I remember as a child in Tokyo, our household garbage being separated into containers for kitchen scraps, paper, plastic, etc. Japan, being a small island, had no room for landfills. In high school, my teachers made us aware of environmental issues.
Quite often in public gatherings or functions, I feel sad to see garbage bins filled with plastic, paper or styrofoam plates, cups and utensils etc. It’s easy to forget about what disappears from our sight, but imagine if we piled our own garbage in our front lawns. What could that look like in one year?
Many of us heard of “The Great Pacific Garbage Patch” (see YouTube ), the largest ocean garbage site in the world - twice the size of Texas! Mother Earth is essentially voiceless while carrying all life forms in our ecosystem - the four-legged, those that fly, swim or crawl, and plants humans depend on for survival. What can we do about our global pollution crisis?

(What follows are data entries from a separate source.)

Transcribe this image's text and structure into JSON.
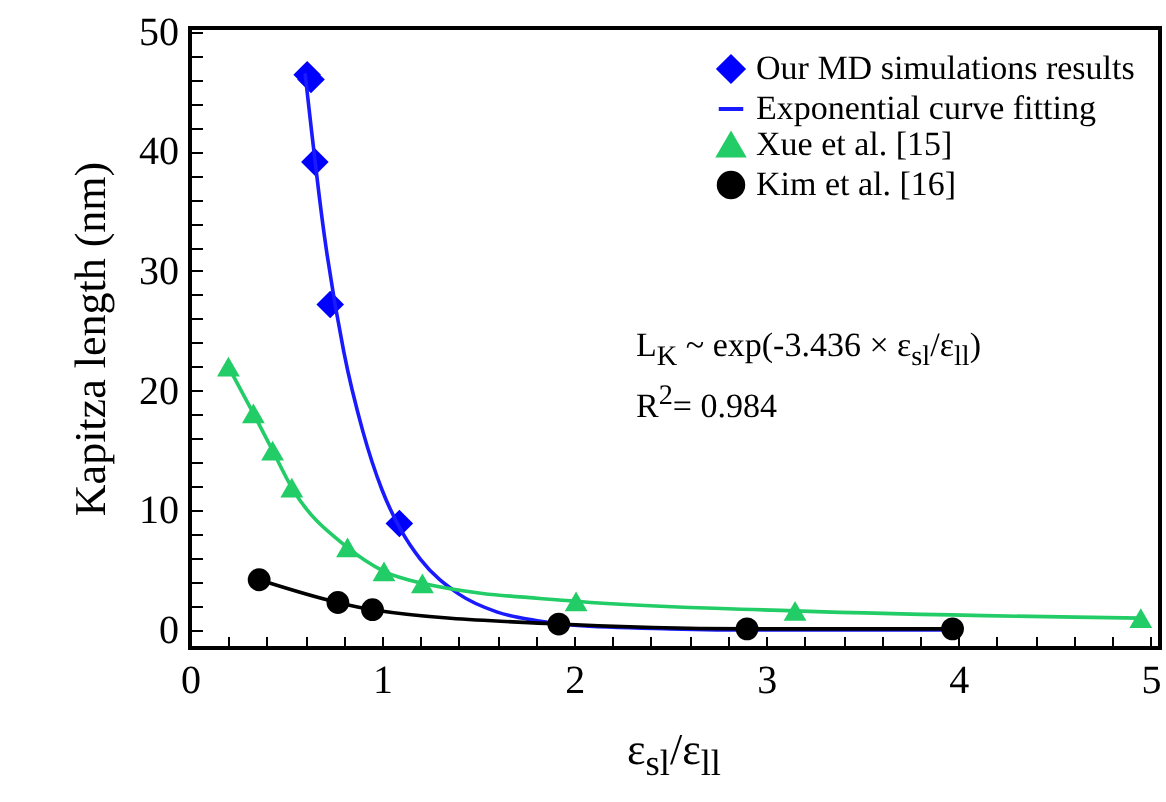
{
  "chart_data": {
    "type": "line",
    "xlabel": "ε$_{sl}$/ε$_{ll}$",
    "ylabel": "Kapitza length (nm)",
    "annotations": [
      "L$_{K}$ ~ exp(-3.436 × ε$_{sl}$/ε$_{ll}$)",
      "R$^{2}$= 0.984"
    ],
    "xlim": [
      0,
      5.05
    ],
    "ylim": [
      -1.5,
      50.3
    ],
    "xticks": [
      0,
      {
        "value": 0.2,
        "label": null
      },
      {
        "value": 0.4,
        "label": null
      },
      {
        "value": 0.6,
        "label": null
      },
      {
        "value": 0.8,
        "label": null
      },
      1,
      {
        "value": 1.2,
        "label": null
      },
      {
        "value": 1.4,
        "label": null
      },
      {
        "value": 1.6,
        "label": null
      },
      {
        "value": 1.8,
        "label": null
      },
      2,
      {
        "value": 2.2,
        "label": null
      },
      {
        "value": 2.4,
        "label": null
      },
      {
        "value": 2.6,
        "label": null
      },
      {
        "value": 2.8,
        "label": null
      },
      3,
      {
        "value": 3.2,
        "label": null
      },
      {
        "value": 3.4,
        "label": null
      },
      {
        "value": 3.6,
        "label": null
      },
      {
        "value": 3.8,
        "label": null
      },
      4,
      {
        "value": 4.2,
        "label": null
      },
      {
        "value": 4.4,
        "label": null
      },
      {
        "value": 4.6,
        "label": null
      },
      {
        "value": 4.8,
        "label": null
      },
      5
    ],
    "yticks": [
      0,
      {
        "value": 2,
        "label": null
      },
      {
        "value": 4,
        "label": null
      },
      {
        "value": 6,
        "label": null
      },
      {
        "value": 8,
        "label": null
      },
      10,
      {
        "value": 12,
        "label": null
      },
      {
        "value": 14,
        "label": null
      },
      {
        "value": 16,
        "label": null
      },
      {
        "value": 18,
        "label": null
      },
      20,
      {
        "value": 22,
        "label": null
      },
      {
        "value": 24,
        "label": null
      },
      {
        "value": 26,
        "label": null
      },
      {
        "value": 28,
        "label": null
      },
      30,
      {
        "value": 32,
        "label": null
      },
      {
        "value": 34,
        "label": null
      },
      {
        "value": 36,
        "label": null
      },
      {
        "value": 38,
        "label": null
      },
      40,
      {
        "value": 42,
        "label": null
      },
      {
        "value": 44,
        "label": null
      },
      {
        "value": 46,
        "label": null
      },
      {
        "value": 48,
        "label": null
      },
      50
    ],
    "grid": false,
    "legend": "top right",
    "line_style": "solid",
    "series": [
      {
        "name": "Our MD simulations results",
        "type": "scatter",
        "marker": "diamond",
        "color": "#0000ff",
        "x": [
          0.61,
          0.63,
          0.65,
          0.73,
          1.09
        ],
        "values": [
          46.4,
          46,
          39.1,
          27.2,
          8.9
        ]
      },
      {
        "name": "Exponential curve fitting",
        "type": "line",
        "marker": "none",
        "color": "#1a1aff",
        "x": [
          0.6,
          0.7,
          0.8,
          0.9,
          1.0,
          1.1,
          1.2,
          1.4,
          1.6,
          1.8,
          2.0,
          2.5,
          3.0,
          4.0
        ],
        "values": [
          46.4,
          32.9,
          23.3,
          16.6,
          11.7,
          8.3,
          5.9,
          3.0,
          1.5,
          0.8,
          0.4,
          0.1,
          0,
          0
        ]
      },
      {
        "name": "Xue et al. [15]",
        "type": "line",
        "marker": "triangle",
        "color": "#22cc66",
        "x": [
          0.2,
          0.33,
          0.43,
          0.53,
          0.82,
          1.01,
          1.21,
          2.01,
          3.15,
          4.95
        ],
        "values": [
          22,
          18.1,
          15,
          11.9,
          6.9,
          4.9,
          3.9,
          2.4,
          1.6,
          1.0
        ]
      },
      {
        "name": " Kim et al. [16]",
        "type": "line",
        "marker": "circle",
        "color": "#000000",
        "x": [
          0.36,
          0.77,
          0.95,
          1.92,
          2.9,
          3.97
        ],
        "values": [
          4.2,
          2.3,
          1.7,
          0.5,
          0.1,
          0.1
        ]
      }
    ]
  }
}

We are fortunate to have the SLRD, along with the District of Lillooet, recognize these issues and build a fine local recycling facility accessible to anyone. As consumers, we can take actions to care for our environment in a variety of ways.
Here are just a few tips to organize our households or make adjustments in our daily lives to reduce the amount of our curbside garbage collection:
- Wash all recyclable items well with warm soapy water to avoid contamination.

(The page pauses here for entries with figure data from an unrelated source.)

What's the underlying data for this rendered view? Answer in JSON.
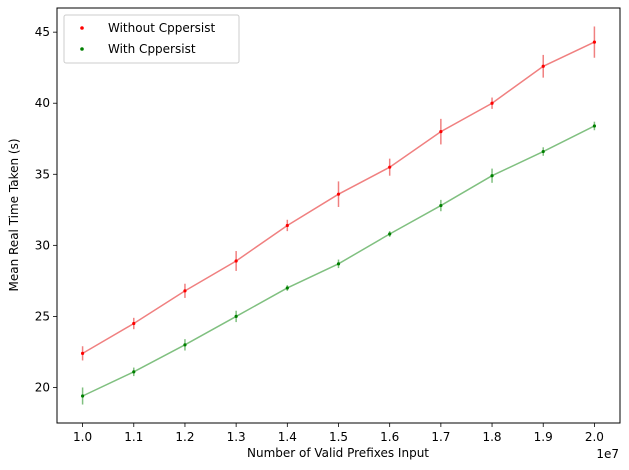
{
  "chart_data": {
    "type": "line",
    "xlabel": "Number of Valid Prefixes Input",
    "ylabel": "Mean Real Time Taken (s)",
    "x_offset_text": "1e7",
    "x": [
      1.0,
      1.1,
      1.2,
      1.3,
      1.4,
      1.5,
      1.6,
      1.7,
      1.8,
      1.9,
      2.0
    ],
    "xtick_labels": [
      "1.0",
      "1.1",
      "1.2",
      "1.3",
      "1.4",
      "1.5",
      "1.6",
      "1.7",
      "1.8",
      "1.9",
      "2.0"
    ],
    "xlim": [
      0.95,
      2.05
    ],
    "ylim": [
      17.5,
      46.7
    ],
    "yticks": [
      20,
      25,
      30,
      35,
      40,
      45
    ],
    "ytick_labels": [
      "20",
      "25",
      "30",
      "35",
      "40",
      "45"
    ],
    "grid": false,
    "legend_position": "top-left",
    "series": [
      {
        "name": "Without Cppersist",
        "color": "#ff0000",
        "line_color": "#f08080",
        "values": [
          22.4,
          24.5,
          26.8,
          28.9,
          31.4,
          33.6,
          35.5,
          38.0,
          40.0,
          42.6,
          44.3
        ],
        "errors": [
          0.5,
          0.4,
          0.5,
          0.7,
          0.4,
          0.9,
          0.6,
          0.9,
          0.4,
          0.8,
          1.1
        ]
      },
      {
        "name": "With Cppersist",
        "color": "#008000",
        "line_color": "#80c080",
        "values": [
          19.4,
          21.1,
          23.0,
          25.0,
          27.0,
          28.7,
          30.8,
          32.8,
          34.9,
          36.6,
          38.4
        ],
        "errors": [
          0.6,
          0.3,
          0.4,
          0.4,
          0.2,
          0.3,
          0.2,
          0.4,
          0.5,
          0.3,
          0.3
        ]
      }
    ]
  }
}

- Label recycle containers accordingly - paper only, soft plastic, hard plastic, glass, styrofoam or tin cans, etc.
- Involve children and family so household members can all contribute to recycling.

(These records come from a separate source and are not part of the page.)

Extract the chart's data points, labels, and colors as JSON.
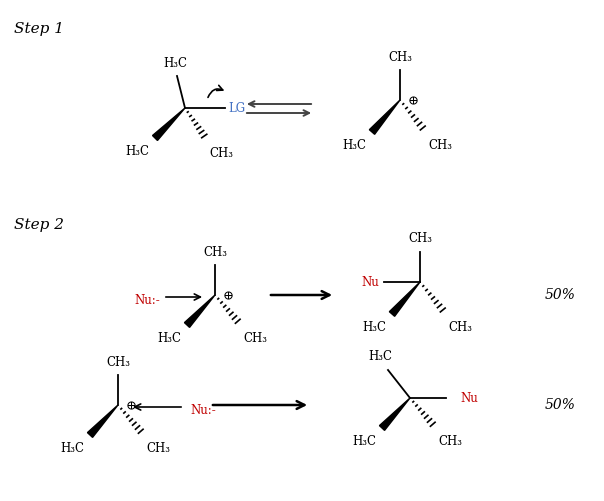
{
  "bg_color": "#ffffff",
  "lg_color": "#4472c4",
  "nu_color": "#c00000",
  "step1_label": "Step 1",
  "step2_label": "Step 2",
  "pct_label": "50%",
  "figsize": [
    6.04,
    5.01
  ],
  "dpi": 100,
  "font_size": 8.5
}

- Consider how items are packaged in stores: “Do we need this?” “Is the packaging excessive, is it recyclable?” etc.
- Using bar soap and bar shampoo instead of ones in bottles.
- Bring your own bottle/coffee mug, utensils or chopsticks.
- Reuse plastic bags and bring your own totes when shopping
- Rinse and reuse or recycle take out containers.
* Refuse a plastic bag if you can carry something out of the store.
* Create giftwrap with a cloth bag or a scarf and tie them with a ribbon.
During the holidays, most material goods are purchased along with volumes of giftwrap disposed into trash. How can we have a greener Christmas?
It is inspiring to see so many local artisans creating a variety of gift items at our local Crafts Fairs. In some larger cities, recycling is mandatory; citizens are fined should they dispose of food waste or any recyclables in the garbage. But why wait for a municipal bylaw?
Even if we recycled and reduced trash, we still have the bigger issue of how to deal with all the trash accumulated over the past century plus how to stop producing new garbage.
We need to do both so our future generations might have a chance. Change starts in our awareness. Change starts in our homes. Nature gives to us unconditionally. It is time we give back.